What the Last Four Feature Films I Saw Taught Me About Money
Spoilers below, although three out of the four films are nowhere near new releases.
The Phantom of the Opera: The 2004 Phantom of the Opera movie goes much further into the titular Phantom’s backstory than Andrew Lloyd Webber’s musical ever did, and we learn that the Phantom is, among other things, a master craftsman. He made the little music box that plays “Masquerade.” He made the creepy life-size Christine doll that he keeps in his closet, and he also made her wedding dress.
It leaves you wondering: why did he decide to become a Phantom? Was “scamming the Paris Opera House into paying him a salary” the only way he could think of to earn money?

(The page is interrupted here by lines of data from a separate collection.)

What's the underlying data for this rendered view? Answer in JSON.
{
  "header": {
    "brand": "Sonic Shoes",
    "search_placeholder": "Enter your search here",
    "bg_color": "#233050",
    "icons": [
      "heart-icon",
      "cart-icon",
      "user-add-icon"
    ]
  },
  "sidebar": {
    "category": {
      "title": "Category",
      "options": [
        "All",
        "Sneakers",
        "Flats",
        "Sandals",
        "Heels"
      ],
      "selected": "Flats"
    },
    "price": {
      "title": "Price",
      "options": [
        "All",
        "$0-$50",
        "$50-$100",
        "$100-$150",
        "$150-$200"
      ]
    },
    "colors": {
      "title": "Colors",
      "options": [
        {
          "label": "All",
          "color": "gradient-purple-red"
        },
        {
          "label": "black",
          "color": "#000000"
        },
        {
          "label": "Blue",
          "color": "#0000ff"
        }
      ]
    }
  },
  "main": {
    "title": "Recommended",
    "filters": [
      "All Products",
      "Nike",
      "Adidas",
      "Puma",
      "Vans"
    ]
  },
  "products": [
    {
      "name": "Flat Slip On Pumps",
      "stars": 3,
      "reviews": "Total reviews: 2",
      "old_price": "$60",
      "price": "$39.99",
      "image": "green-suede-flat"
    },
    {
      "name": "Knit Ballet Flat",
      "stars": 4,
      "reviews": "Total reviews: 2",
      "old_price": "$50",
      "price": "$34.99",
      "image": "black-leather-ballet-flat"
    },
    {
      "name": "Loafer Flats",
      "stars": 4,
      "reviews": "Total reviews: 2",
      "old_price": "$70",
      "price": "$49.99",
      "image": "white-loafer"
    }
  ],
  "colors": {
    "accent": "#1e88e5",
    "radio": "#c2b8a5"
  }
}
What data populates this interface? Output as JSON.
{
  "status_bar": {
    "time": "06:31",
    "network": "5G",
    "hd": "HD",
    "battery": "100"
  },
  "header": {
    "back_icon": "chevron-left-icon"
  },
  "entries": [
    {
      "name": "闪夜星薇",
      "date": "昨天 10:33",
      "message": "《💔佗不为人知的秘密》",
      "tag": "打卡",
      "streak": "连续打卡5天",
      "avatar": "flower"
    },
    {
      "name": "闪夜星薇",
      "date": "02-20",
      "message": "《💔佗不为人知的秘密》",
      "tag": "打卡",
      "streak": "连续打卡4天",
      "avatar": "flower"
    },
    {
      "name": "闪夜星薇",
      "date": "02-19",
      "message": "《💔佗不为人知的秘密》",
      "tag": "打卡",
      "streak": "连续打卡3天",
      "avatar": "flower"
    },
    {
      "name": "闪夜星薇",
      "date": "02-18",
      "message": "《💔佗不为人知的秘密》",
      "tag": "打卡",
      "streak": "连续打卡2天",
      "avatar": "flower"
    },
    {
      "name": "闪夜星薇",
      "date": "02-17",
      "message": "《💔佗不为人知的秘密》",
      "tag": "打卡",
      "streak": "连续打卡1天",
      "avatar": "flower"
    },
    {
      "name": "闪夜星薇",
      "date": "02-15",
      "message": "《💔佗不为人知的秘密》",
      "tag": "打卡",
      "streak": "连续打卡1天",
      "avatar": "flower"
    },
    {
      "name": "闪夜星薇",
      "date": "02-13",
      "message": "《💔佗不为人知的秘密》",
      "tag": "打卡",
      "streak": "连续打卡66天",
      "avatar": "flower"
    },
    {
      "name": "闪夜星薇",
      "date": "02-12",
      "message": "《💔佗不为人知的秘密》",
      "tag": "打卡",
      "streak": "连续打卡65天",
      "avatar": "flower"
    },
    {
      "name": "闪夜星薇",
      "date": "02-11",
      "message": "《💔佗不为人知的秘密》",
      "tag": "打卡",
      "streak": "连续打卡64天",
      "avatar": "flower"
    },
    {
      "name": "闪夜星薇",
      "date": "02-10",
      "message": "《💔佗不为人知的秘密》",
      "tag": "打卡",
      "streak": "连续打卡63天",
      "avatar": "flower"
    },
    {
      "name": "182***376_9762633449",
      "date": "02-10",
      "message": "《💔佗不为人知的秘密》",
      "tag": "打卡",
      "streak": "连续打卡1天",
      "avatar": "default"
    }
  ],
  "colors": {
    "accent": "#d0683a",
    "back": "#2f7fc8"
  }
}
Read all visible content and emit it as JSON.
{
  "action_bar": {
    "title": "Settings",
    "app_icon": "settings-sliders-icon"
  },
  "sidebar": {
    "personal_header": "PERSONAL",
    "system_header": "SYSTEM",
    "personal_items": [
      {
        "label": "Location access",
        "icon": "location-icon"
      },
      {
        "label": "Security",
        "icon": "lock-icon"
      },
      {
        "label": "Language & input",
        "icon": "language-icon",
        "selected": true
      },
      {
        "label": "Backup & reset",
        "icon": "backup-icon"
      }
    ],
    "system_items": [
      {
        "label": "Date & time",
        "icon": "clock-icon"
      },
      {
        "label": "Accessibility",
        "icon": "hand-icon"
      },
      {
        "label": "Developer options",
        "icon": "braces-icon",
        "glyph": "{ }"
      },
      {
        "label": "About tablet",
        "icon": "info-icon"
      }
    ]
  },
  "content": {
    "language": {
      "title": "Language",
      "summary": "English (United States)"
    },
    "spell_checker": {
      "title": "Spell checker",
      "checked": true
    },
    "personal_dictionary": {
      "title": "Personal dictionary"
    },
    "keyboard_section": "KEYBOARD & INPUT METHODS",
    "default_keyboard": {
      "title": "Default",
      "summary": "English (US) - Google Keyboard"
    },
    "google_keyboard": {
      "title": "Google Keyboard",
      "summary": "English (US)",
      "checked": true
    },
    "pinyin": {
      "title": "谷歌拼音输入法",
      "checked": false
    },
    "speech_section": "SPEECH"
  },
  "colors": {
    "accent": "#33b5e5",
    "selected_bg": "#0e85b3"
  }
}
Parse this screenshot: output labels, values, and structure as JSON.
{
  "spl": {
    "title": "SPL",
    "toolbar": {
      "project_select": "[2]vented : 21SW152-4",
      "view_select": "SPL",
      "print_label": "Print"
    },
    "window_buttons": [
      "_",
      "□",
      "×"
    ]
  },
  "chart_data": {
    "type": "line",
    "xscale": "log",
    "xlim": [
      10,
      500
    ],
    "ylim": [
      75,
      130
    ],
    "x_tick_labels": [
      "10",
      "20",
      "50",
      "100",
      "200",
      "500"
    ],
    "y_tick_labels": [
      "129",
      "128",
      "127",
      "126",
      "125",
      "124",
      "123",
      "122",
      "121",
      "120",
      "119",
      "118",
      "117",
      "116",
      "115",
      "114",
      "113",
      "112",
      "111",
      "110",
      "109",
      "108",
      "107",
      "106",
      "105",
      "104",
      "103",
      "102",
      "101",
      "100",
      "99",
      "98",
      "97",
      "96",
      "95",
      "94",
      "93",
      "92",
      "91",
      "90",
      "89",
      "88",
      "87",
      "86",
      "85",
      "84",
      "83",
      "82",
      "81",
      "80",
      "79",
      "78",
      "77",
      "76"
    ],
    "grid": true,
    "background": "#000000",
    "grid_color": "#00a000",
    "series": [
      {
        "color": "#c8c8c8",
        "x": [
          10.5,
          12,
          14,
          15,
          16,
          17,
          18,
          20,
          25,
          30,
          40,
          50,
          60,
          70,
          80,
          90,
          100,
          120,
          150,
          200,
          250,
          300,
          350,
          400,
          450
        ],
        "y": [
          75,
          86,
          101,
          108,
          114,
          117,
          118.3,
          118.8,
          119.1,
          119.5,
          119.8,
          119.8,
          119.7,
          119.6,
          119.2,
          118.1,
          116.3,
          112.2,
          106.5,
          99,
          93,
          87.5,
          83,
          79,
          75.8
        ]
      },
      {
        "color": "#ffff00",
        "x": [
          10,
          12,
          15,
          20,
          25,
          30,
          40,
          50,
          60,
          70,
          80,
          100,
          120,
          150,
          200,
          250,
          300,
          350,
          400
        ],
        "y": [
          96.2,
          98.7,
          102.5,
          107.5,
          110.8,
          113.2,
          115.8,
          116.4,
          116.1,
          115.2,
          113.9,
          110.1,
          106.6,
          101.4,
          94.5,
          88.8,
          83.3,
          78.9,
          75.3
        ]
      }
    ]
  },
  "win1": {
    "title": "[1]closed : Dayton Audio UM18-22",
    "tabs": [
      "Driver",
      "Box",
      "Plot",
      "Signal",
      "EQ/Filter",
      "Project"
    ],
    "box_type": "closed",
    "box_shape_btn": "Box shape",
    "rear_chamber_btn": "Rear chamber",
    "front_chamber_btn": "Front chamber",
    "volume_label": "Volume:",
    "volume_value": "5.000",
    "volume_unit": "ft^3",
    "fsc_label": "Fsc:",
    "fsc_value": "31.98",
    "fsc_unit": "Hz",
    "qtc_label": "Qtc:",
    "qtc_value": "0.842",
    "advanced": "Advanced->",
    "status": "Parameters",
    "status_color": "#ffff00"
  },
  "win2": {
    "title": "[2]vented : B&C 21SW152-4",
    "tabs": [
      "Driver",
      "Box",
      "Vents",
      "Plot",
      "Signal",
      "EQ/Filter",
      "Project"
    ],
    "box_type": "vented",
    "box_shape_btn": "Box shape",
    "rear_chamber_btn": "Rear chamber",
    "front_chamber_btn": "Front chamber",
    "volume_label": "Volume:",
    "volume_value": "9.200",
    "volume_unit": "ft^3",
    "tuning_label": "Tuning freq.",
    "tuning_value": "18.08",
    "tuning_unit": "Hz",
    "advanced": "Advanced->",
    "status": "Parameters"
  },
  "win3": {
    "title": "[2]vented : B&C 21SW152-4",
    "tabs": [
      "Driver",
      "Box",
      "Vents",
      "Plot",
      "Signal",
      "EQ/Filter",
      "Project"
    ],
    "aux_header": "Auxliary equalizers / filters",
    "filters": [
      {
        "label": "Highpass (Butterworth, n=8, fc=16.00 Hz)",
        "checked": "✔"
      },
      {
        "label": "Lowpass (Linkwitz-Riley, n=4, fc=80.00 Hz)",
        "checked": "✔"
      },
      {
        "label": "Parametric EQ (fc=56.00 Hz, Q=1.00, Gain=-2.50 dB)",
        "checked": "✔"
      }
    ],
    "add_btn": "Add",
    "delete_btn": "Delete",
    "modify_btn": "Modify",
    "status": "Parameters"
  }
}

Why didn’t he decide to become “Erik, the Parisian dollmaker who is really friendly to everyone and also wears a mask to cover up some scars?” Paris would have been so cool with that. Erik would have had nice people lined up outside his dollmaking shop door, and he would have made a lot of friends, and then he probably would have found true love with the baker across the street, and his story would have been very different.
The Last Five Years: This is why we get prenups/this is why we get alimony. Are you on Jamie or Cathy’s side here? Whether you believe that they should have worked it out or that the divorce was inevitable (I believe it was inevitable; as Cheryl Strayed put it, “wanting to leave is enough”) one thing is clear: when Jamie walks out of that apartment and closes out the joint bank account, he leaves Cathy with pretty much nothing. She hasn’t had a steady income in the entire five years we’ve known her, though not for lack of trying.
Do you think she moves back in with her parents? Maybe Jason Robert Brown should have written a “Climbing Uphill” reprise for Cathy that goes something like “I’m up every morning at six/and filling out ten applications online/with their weird personality tests/and never a mention of pay.” Or maybe she ends up in a protracted court battle arguing that Jamie’s success as a bestselling novelist was due in part to her constant support over the years.
The Avengers: Age of Ultron: It must be great to have a genius billionaire playboy philanthropist on your superhero team. ‘Cause none of those other Avengers are bringing in any income. People more familiar with the Marvel Cinematic Universe can prove me wrong, but isn’t the entire Avengers operation funded by Stark Industries? Like, every time they go to a party or save a bunch of people from being destroyed by a group of evil robots, there are all these “brought to you by Stark Industries” signs over everything.
Also, do the other Avengers earn a salary? Does Clint direct-deposit his money into a bank account so his wife can use it to buy diapers for their kids? Or does Tony Stark just drone-drop a basket of supplies on everyone’s door every morning?
The Room (Rifftrax Edition): Sometimes, when you can’t make it in the computer business, you have no choice but to stay with your wealthy husband (and sleep with his best friend).
Or, maybe: Tommy Wiseau absolutely got his six million dollars’ worth on this one.